Committee’s analysis of the issues and findings

The committee acknowledges concern from some that using the BMI discriminated against those who are obese. However, the committee considers BMI is a relevant factor to be taken into consideration as part of a persons assessment and is satisfied that the AAC does not have arbitrary rules in relation to the use of BMI. Each individual case needs to be considered on its merits. As was recently acknowledged in Parliament, no applications are rejected solely on the grounds of weight. Rather applicants are not approved on the basis of failing to meet the criteria set out in s.40.(which states that the applicant has the physical and mental ability to care for and support a child until the child turns 18). The AAC appears to be properly informed by the medical panel on issues relating to BMI as part of a holistic assessment of a persons physical capacity to parent a child until 18.
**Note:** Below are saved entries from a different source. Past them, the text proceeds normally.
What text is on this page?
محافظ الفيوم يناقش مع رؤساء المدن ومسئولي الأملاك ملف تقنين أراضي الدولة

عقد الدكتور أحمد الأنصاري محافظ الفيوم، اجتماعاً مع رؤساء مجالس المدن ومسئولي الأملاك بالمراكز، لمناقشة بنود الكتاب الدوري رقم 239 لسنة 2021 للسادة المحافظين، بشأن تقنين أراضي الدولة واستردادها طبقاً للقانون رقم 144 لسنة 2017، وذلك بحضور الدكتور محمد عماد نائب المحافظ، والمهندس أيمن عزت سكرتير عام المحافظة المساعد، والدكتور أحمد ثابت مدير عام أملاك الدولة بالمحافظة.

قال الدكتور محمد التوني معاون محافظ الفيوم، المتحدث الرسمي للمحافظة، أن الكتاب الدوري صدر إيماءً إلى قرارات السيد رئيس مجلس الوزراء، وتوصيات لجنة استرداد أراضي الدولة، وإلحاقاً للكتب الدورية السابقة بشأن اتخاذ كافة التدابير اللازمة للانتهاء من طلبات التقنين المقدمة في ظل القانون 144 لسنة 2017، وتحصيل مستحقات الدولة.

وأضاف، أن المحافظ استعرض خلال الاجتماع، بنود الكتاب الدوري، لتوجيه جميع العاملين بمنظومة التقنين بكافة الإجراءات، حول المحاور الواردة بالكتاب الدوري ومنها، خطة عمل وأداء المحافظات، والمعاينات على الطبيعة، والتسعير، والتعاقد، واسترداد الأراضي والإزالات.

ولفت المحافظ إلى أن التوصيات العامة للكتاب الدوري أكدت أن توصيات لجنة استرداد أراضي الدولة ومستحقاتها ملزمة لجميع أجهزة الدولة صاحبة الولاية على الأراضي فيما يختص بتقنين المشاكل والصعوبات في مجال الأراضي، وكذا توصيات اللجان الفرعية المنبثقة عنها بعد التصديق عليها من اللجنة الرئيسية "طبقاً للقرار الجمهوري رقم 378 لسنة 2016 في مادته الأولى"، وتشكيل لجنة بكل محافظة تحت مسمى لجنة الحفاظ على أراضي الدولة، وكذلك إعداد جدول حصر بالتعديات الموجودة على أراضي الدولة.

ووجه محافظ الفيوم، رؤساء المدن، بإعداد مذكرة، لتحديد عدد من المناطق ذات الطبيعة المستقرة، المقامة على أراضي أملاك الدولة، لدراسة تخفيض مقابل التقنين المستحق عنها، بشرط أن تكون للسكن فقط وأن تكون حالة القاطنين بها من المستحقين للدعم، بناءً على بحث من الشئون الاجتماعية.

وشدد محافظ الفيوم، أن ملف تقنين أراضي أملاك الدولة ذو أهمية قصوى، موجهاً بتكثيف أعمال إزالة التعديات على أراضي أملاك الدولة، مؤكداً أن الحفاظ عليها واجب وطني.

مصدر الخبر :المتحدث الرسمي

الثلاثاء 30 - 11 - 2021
Link to Legislative Review Report 

I don't know what that means for us, the report is four years old now, but surely factors other than BMI are more important? For crying out loud, I have run three triathlons in the last two years. I help out with three littlies next door. I am freaking capable of running around after my own child. I don't imagine I am going to die before I turn 43 (when the child would turn 18). And who's to say that somebody with a BMI under the 35 limit wont get hit by a bus tomorrow, or be diagnosed with cancer, or have a heart attack? So angry and upset, I just cant think straight right now.

Tuesday 2 August 2011

Kick in the guts

I spoke to Adoption Services an hour ago. At this stage the medical panel wont recommend me for adoption because my BMI is over the 35 limit.

The kicker is that the legislation has no mention of a weight limit, nor does any paperwork in the process so far, nor has anyone mentioned this in our workshops or numerous phone calls and face-to-face meetings.

The other thing mentioned was that they would want my doctor to also provide more information on my depression. I questioned the adoption coordinator as to why my initial medical report was accepted with no questions at all, when my weight and depression were all a part of the initial medical report done in April last year. She couldn’t answer me. She also couldn't tell me why I hadn't been told about the weight limit and couldn’t point out where it was written in any of the documentation.

This was my big hope, the thing that has kept me going. My heart is in a million pieces right now, and I am not coping at all with this new hurdle. How many things can be thrown at me? I can't get my head around the losing weight, the time and effort and energy expended that I will need to put in, I cant even imagine me at the weight they want me to be at. There is such a mental block with my weight, something I can't lift.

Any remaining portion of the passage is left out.